Y’know, Theresa Rebeck is talented - look no further then one of her obscure plays like The Scene or even the writey-talkey Seminar - but sometimes, I feel like she can’t see the forest through the trees when it comes to her work.

Right on cue, we have Poor Behavior, now open at The Duke on 42nd Street, where we are treated to a series of…something. I don’t know; I just couldn’t even with what was going on or how these two couples, having a weekend getaway and pounding vino like it is wine o’clock from sun-down to sun-up, would even be in the same room together. Strain credibility all you want, but when the show opens with two characters screaming about competing philosophies about goodness, no context whatsoever, girlwhuttt...

Poor Behavior progresses forward with similar mindset of, “well, this is happening because…the writing.” Trying to discern motivations or even consistent characterizations of these two couples isn’t exactly a tedious undertaking, but more of a “why bother?” Theresa, Honey, what’s the point of all of this?

And seriously, where is a dramaturge when you need one? As rumors of infidelity escalate between both couples, the writing just truly - TRULY - goes off the rails. As opposed to addressing these rumors head on, characters would speak in muddy dialogue and in metaphors and swap awkward body language. You know, as opposed to stating outright "no, I am not banging your friend’s wife” or “no, I have not been inside of your Irish husband; that was just a HUG,” they would respond with “so, what if I was?” or “I need a muffin.” Characters withholding relevant information and details that would change the trajectory of the story if spoken candidly are HUGEASS PLOT FUCKUPS and Poor Behavior had them go on well into the second act.

So, what exactly is redeemable about Poor Behavior? Well, Rebeck does get in some funny dialogue when she is not botching the story and maybe even a good scene or two. And Evan Cabnet has a moment of direction brilliance in the second act involving a refrigerator, causing the audience I was in to audibly gasp. The performances are adequate, especially the on-edge and hilarious Heidi Armbruster.
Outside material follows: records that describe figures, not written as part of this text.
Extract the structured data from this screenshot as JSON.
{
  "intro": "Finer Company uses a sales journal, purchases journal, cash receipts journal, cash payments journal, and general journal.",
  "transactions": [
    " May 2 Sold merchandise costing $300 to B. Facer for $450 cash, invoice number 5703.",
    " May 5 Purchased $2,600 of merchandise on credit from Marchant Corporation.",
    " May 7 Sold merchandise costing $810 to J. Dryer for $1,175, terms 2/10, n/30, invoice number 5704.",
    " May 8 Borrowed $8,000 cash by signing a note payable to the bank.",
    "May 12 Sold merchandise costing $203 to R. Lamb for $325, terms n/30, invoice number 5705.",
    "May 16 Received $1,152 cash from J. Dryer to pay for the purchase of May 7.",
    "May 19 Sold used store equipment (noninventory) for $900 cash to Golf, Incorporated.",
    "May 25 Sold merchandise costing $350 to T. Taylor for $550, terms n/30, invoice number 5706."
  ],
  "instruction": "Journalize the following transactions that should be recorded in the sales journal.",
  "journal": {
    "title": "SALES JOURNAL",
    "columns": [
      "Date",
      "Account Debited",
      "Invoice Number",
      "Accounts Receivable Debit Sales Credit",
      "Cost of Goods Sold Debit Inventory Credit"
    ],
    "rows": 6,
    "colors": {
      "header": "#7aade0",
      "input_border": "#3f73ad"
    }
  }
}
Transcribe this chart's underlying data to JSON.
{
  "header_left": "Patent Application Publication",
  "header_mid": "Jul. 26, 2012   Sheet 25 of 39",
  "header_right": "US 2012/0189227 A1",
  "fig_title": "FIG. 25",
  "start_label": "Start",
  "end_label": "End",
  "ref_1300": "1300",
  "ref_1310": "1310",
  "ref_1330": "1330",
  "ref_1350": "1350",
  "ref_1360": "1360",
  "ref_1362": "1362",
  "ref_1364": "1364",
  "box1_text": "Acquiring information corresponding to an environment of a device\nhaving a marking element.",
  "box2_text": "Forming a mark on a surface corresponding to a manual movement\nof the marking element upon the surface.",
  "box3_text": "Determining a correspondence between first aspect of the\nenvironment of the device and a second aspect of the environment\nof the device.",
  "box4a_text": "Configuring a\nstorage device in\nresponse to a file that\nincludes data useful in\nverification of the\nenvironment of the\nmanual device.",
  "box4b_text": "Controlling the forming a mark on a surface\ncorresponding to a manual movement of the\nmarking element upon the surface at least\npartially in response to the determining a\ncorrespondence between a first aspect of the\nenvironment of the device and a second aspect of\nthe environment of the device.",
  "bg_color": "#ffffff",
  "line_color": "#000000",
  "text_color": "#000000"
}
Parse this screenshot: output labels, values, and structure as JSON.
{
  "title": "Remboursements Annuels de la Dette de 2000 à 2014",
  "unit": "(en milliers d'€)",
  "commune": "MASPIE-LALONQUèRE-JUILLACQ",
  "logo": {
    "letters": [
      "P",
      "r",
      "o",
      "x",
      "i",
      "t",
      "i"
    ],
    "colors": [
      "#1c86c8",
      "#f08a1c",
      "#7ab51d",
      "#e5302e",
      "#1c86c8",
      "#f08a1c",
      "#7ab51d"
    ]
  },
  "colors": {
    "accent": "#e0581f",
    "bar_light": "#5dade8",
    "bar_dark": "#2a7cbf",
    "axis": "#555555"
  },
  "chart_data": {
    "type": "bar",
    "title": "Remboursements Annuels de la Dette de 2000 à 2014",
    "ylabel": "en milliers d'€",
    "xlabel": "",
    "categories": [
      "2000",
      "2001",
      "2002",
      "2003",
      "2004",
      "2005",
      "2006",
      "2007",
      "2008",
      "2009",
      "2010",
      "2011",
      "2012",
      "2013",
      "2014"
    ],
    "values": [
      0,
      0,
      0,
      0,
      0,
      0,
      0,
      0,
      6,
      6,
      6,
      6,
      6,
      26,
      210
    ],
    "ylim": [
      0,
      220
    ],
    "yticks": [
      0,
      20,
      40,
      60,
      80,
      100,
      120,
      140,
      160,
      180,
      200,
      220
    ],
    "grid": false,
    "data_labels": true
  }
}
And Lauren Helpern’s country home set is stunning and well-detailed.

It all falls on Rebeck’s shoulders as every problem in Poor Behavior starts and ends with her. My reaction to this show is similar to my reaction to Dead Accounts, Rebeck’s last Broadway offering. A few good bits of dialogue and a few decent scenes - and to be fair, having Norbert Leo Butz haul ass will make any show easier to sit through - yet my overall takeaway of the story is negative and “whutttttt?.” I’ll always seek out a production of Rebeck’s - her anthology gets produced pretty often and I love supporting female playwrights - but audiences come to see good shows, not just good scenes. Girl needs to think about the big picture more then just having a few moments of passable quality.